Обычно при виде других человеческих существ я превращался в «зеленые раздумья средь зеленых крон», но тут решил завязать знакомство. Даже не знаю почему — может, эти чудаки, скрывающиеся в зарослях тростника, показались мне близкими по духу. Первые несколько минут все испытывали неловкость: трое лесных существ, обремененные стандартным набором английских условностей, обнюхивали друг друга на предмет возможного контакта. Что очень напоминало «Ветер в ивах», только раннюю версию, еще до той, в которой Кеннет Грэм сделал своими героями грызунов.
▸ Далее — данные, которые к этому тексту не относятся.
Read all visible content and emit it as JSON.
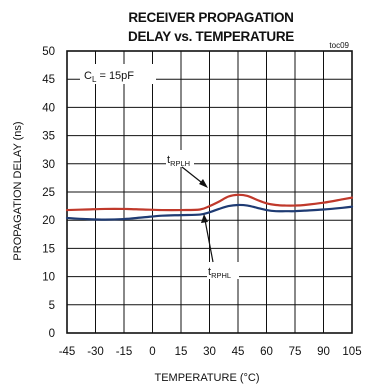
{
  "chart_data": {
    "type": "line",
    "title": [
      "RECEIVER PROPAGATION",
      "DELAY vs. TEMPERATURE"
    ],
    "tag": "toc09",
    "xlabel": "TEMPERATURE (°C)",
    "ylabel": "PROPAGATION DELAY (ns)",
    "xlim": [
      -45,
      105
    ],
    "ylim": [
      0,
      50
    ],
    "xticks": [
      -45,
      -30,
      -15,
      0,
      15,
      30,
      45,
      60,
      75,
      90,
      105
    ],
    "yticks": [
      0,
      5,
      10,
      15,
      20,
      25,
      30,
      35,
      40,
      45,
      50
    ],
    "grid": true,
    "legend_box": {
      "label": "C",
      "subscript": "L",
      "text": " = 15pF"
    },
    "series": [
      {
        "label_main": "t",
        "label_sub": "RPLH",
        "color": "#c0392b",
        "x": [
          -45,
          -35,
          -25,
          -15,
          -5,
          5,
          15,
          25,
          30,
          35,
          40,
          45,
          50,
          55,
          60,
          65,
          70,
          75,
          80,
          90,
          100,
          105
        ],
        "y": [
          21.8,
          21.9,
          22.0,
          22.0,
          21.9,
          21.8,
          21.8,
          21.9,
          22.5,
          23.3,
          24.2,
          24.5,
          24.3,
          23.6,
          23.0,
          22.7,
          22.6,
          22.6,
          22.7,
          23.1,
          23.7,
          24.0
        ]
      },
      {
        "label_main": "t",
        "label_sub": "RPHL",
        "color": "#1f3b73",
        "x": [
          -45,
          -35,
          -25,
          -15,
          -5,
          5,
          15,
          25,
          30,
          35,
          40,
          45,
          50,
          55,
          60,
          65,
          70,
          75,
          80,
          90,
          100,
          105
        ],
        "y": [
          20.4,
          20.2,
          20.1,
          20.2,
          20.5,
          20.8,
          20.9,
          21.0,
          21.4,
          22.0,
          22.5,
          22.7,
          22.6,
          22.2,
          21.8,
          21.6,
          21.6,
          21.6,
          21.7,
          21.9,
          22.2,
          22.4
        ]
      }
    ]
  }
}
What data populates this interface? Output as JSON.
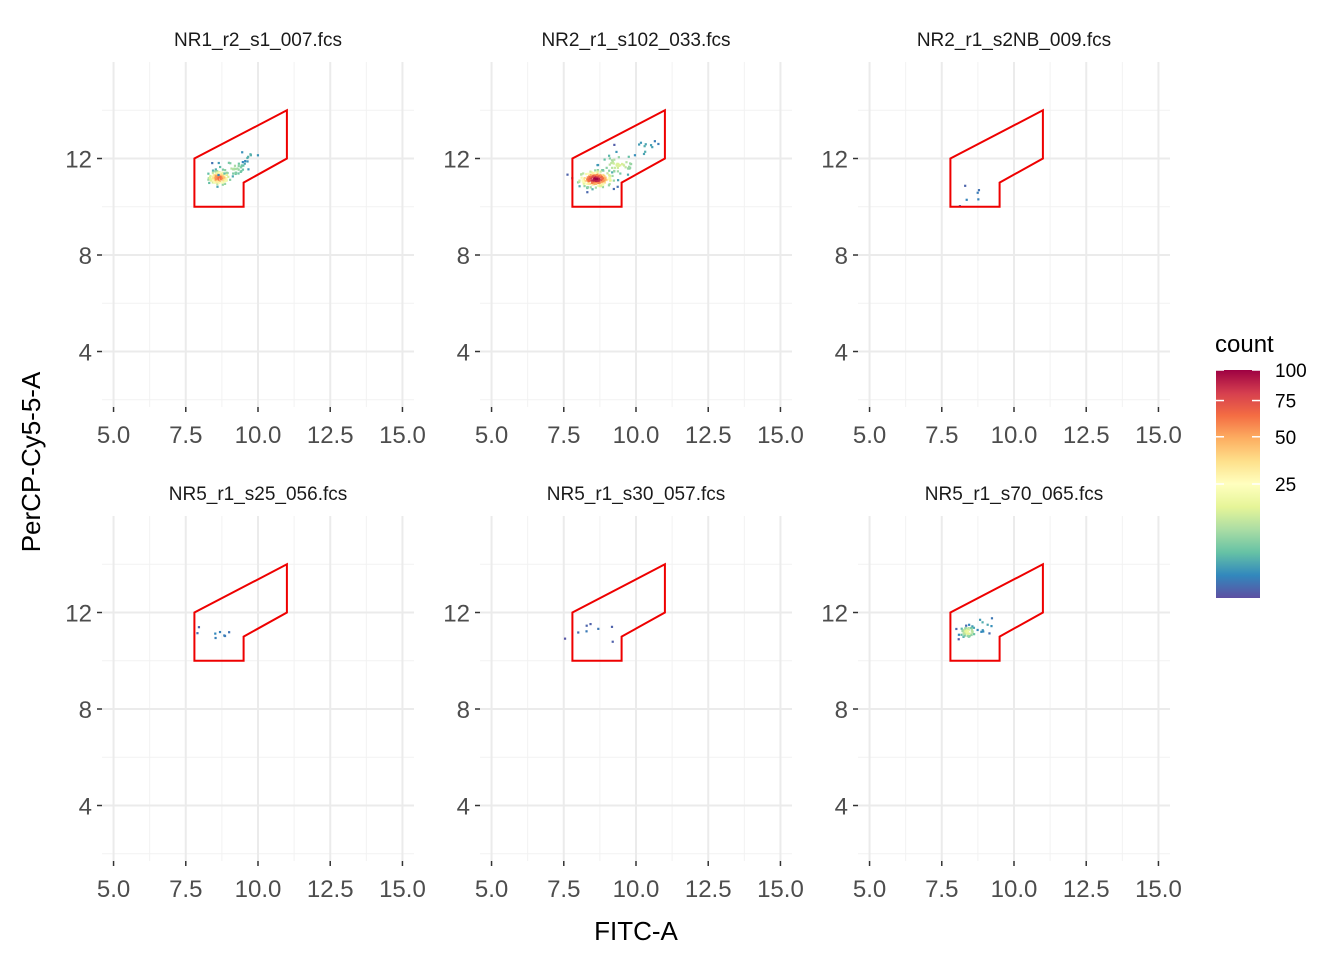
{
  "chart_data": {
    "type": "heatmap",
    "xlabel": "FITC-A",
    "ylabel": "PerCP-Cy5-5-A",
    "xlim": [
      4.6,
      15.4
    ],
    "ylim": [
      1.7,
      16.0
    ],
    "x_ticks": [
      5.0,
      7.5,
      10.0,
      12.5,
      15.0
    ],
    "x_tick_labels": [
      "5.0",
      "7.5",
      "10.0",
      "12.5",
      "15.0"
    ],
    "y_ticks": [
      4,
      8,
      12
    ],
    "y_tick_labels": [
      "4",
      "8",
      "12"
    ],
    "grid": true,
    "gate": {
      "color": "#ee0000",
      "polygon": [
        [
          7.8,
          10.0
        ],
        [
          9.5,
          10.0
        ],
        [
          9.5,
          11.0
        ],
        [
          11.0,
          12.0
        ],
        [
          11.0,
          14.0
        ],
        [
          7.8,
          12.0
        ]
      ]
    },
    "legend": {
      "title": "count",
      "position": "right",
      "ticks": [
        25,
        50,
        75,
        100
      ],
      "tick_labels": [
        "25",
        "50",
        "75",
        "100"
      ],
      "colors": [
        "#5e4fa2",
        "#3288bd",
        "#66c2a5",
        "#abdda4",
        "#e6f598",
        "#ffffbf",
        "#fee08b",
        "#fdae61",
        "#f46d43",
        "#d53e4f",
        "#9e0142"
      ]
    },
    "panels": [
      {
        "name": "NR1_r2_s1_007.fcs",
        "clusters": [
          {
            "cx": 8.65,
            "cy": 11.2,
            "sx": 0.18,
            "sy": 0.14,
            "n": 110,
            "peak": 70
          },
          {
            "cx": 9.1,
            "cy": 11.6,
            "sx": 0.3,
            "sy": 0.2,
            "n": 35,
            "peak": 10
          },
          {
            "cx": 9.7,
            "cy": 12.1,
            "sx": 0.25,
            "sy": 0.2,
            "n": 8,
            "peak": 3
          }
        ]
      },
      {
        "name": "NR2_r1_s102_033.fcs",
        "clusters": [
          {
            "cx": 8.6,
            "cy": 11.15,
            "sx": 0.28,
            "sy": 0.16,
            "n": 190,
            "peak": 100
          },
          {
            "cx": 9.4,
            "cy": 11.75,
            "sx": 0.35,
            "sy": 0.25,
            "n": 45,
            "peak": 15
          },
          {
            "cx": 10.3,
            "cy": 12.4,
            "sx": 0.3,
            "sy": 0.25,
            "n": 10,
            "peak": 3
          }
        ]
      },
      {
        "name": "NR2_r1_s2NB_009.fcs",
        "clusters": [
          {
            "cx": 8.5,
            "cy": 10.4,
            "sx": 0.4,
            "sy": 0.25,
            "n": 6,
            "peak": 1
          }
        ]
      },
      {
        "name": "NR5_r1_s25_056.fcs",
        "clusters": [
          {
            "cx": 8.5,
            "cy": 11.1,
            "sx": 0.4,
            "sy": 0.2,
            "n": 8,
            "peak": 1
          }
        ]
      },
      {
        "name": "NR5_r1_s30_057.fcs",
        "clusters": [
          {
            "cx": 8.6,
            "cy": 11.1,
            "sx": 0.4,
            "sy": 0.2,
            "n": 8,
            "peak": 1
          }
        ]
      },
      {
        "name": "NR5_r1_s70_065.fcs",
        "clusters": [
          {
            "cx": 8.4,
            "cy": 11.2,
            "sx": 0.14,
            "sy": 0.12,
            "n": 55,
            "peak": 20
          },
          {
            "cx": 8.9,
            "cy": 11.5,
            "sx": 0.25,
            "sy": 0.2,
            "n": 10,
            "peak": 3
          }
        ]
      }
    ]
  }
}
Видимо, лесные существа удовлетворились контактом; пробормотав серию обычных извинений и обменявшись преувеличенными любезностями, все мы очутились в трейлере.
Внутри царил полнейший хаос В одном конце трейлера находилась спальня, всю площадь которой занимала разобранная двуспальная кровать и колыбель, завешенная подгузниками, вполне возможно, что и чистыми. В другом конце находилась тесная кухонька, заставленная тарелками с остатками еды. Посередине — неприбранная, заваленная книгами и тряпьем гостиная, в которой сразу можно было заметить красивый старинный рояль фирмы «Бехштайн».
Бен вообще смотрелся белой вороной. Он носил очки с темной оправой и толстыми, как у бутылки «Кока-колы», стеклами, косо сидевшими на его большом остром носу с закруглением на кончике, как бы защищавшим собеседника от укола. Когда Бен с кем-то говорил, казалось, будто он смотрит то ли поверх человека, то ли сквозь него куда-то вдаль. Все это, да еще великосветская манера говорить, слегка запинаясь, сообщало Бену вид надменный, и только крайне беспорядочная внешность несколько смягчала впечатление.
Лили была робкой и застенчивой; она редко высказывала свое мнение, чаще вторя словам супруга. Бен в своей запинающейся манере пробормотал, что неплохо бы выпить чаю, и Лили деловито поспешила в кухню, но ничего не сделала, и чай так и не возник.
Наша беседа проходила довольно натянуто; наконец, меня спросили, в какую школу я хожу. «Сент-Олбанс», — ответил я. Бен ужаснулся; нечего и говорить, что Лили — тоже. «В-ведь это… это протестантская школа!» — заикаясь, выдал он. Я ответил, что ничего не поделаешь — поблизости нет достойного католического заведения. Бен здорово разволновался, линзы его очков огорченно сверкнули, узрев замаячившую в отдалении беду. «Дает ли кто тебе религиозные наставления?» Я сказал, что нет. «Но это же ужасно!» Бен быстро заморгал, его аж перекосило. Мне было всего четырнадцать, и я не знал, как реагировать. Я согласился, что да, это в самом деле ужасно, но школа просто замечательная и… «Это к делу не относится!» — резко оборвал меня Бен. Лили, стоявшая за ним, молча согласилась. «Речь о твоей бессмертной душе!» Надо же, поговорили минут пять от силы, и вдруг такое! Прежде мне доводилось слышать подобное только от ирландцев с их ужасным акцентом.